BY MARGARET DUNN
On Saturday, January 21st, the Women’s March brought together millions of people across the United States and in cities around the world in a non-violent movement to advocate for human rights. Much has been said about the march – of its origin, the massive number of people who attended, its challenges with diversity and inclusivity, the tremendous grass-roots action it has inspired, the passionately-witty homemade signs, and serious questions about how it will translate to long term action on behalf of the millions who attended. Among the crowds, some clad in pink pussy-hats, were several PGDG women – who no doubt will shape the implementation of the Women’s March principles in their communities moving forward.
Sara Pevaroff Schuh, principal of SALT Design, said the experience was “exhilarating.” She marched with her daughter for “equality, for genuine social justice and to defend the rights of those who cannot or are unable to speak up for themselves and their needs. I can't quit my day job,” she said, “but we have to find a way to channel our energy into action.”
PGDG Co-founders Sylvia Palms and Danielle DiLeo Kim marched in DC together. "As women business owners we marched for women's equality in the workplace, particularly around equal pay and benefits. As women designers in a still male-dominated field, we marched for equal opportunity and representation on projects. As owners of a firm that designs for vulnerable communities, we marched for those threatened by urban injustices."
In keeping with the many bright pink signs declaring, “Women’s Rights Are Human Rights,” the Women’s March embodied a broad platform of values that moved beyond what many consider to be traditional women’s issues including: Ending Violence, Reproductive Rights, LGBTQIA Rights, Worker’s Rights, Civil Rights, Disability Rights, Immigrant Rights, and Environmental Justice.

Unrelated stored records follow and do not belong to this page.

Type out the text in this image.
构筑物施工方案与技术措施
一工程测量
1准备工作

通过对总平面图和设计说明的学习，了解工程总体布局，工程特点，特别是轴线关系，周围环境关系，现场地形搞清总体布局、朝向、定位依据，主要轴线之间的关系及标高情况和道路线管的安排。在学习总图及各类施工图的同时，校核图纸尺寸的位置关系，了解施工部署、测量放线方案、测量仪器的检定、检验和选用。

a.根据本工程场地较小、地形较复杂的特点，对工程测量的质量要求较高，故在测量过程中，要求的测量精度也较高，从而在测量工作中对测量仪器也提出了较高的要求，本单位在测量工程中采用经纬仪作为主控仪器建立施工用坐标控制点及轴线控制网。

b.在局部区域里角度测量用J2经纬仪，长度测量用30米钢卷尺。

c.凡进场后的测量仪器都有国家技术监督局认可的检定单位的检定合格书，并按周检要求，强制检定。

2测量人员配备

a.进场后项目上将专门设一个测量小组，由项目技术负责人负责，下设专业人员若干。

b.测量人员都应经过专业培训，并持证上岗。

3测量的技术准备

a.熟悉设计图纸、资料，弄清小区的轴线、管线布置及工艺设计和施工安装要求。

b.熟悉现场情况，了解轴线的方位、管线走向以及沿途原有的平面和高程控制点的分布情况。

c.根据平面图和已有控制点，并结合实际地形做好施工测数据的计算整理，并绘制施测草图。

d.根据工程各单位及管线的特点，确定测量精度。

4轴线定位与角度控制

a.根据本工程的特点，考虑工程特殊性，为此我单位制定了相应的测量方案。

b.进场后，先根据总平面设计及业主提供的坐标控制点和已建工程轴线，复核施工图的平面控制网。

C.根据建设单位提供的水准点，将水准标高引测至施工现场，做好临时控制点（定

It’s a platform that connects deeply to the mission of Philly Girls Do Good – "to do good to all, all the time." The women of PGDG march for human rights every day in their daily professional and personal commitment to improving the public realm, advancing social and environmental justice, and facilitating the success of local communities and businesses.
And while people across Philadelphia stand together to create a more just and equitable world, the PGDG folks have formed a sisterhood to support each other’s actions. As another popular sign from the march says, “I’m with her, and her and her and her.”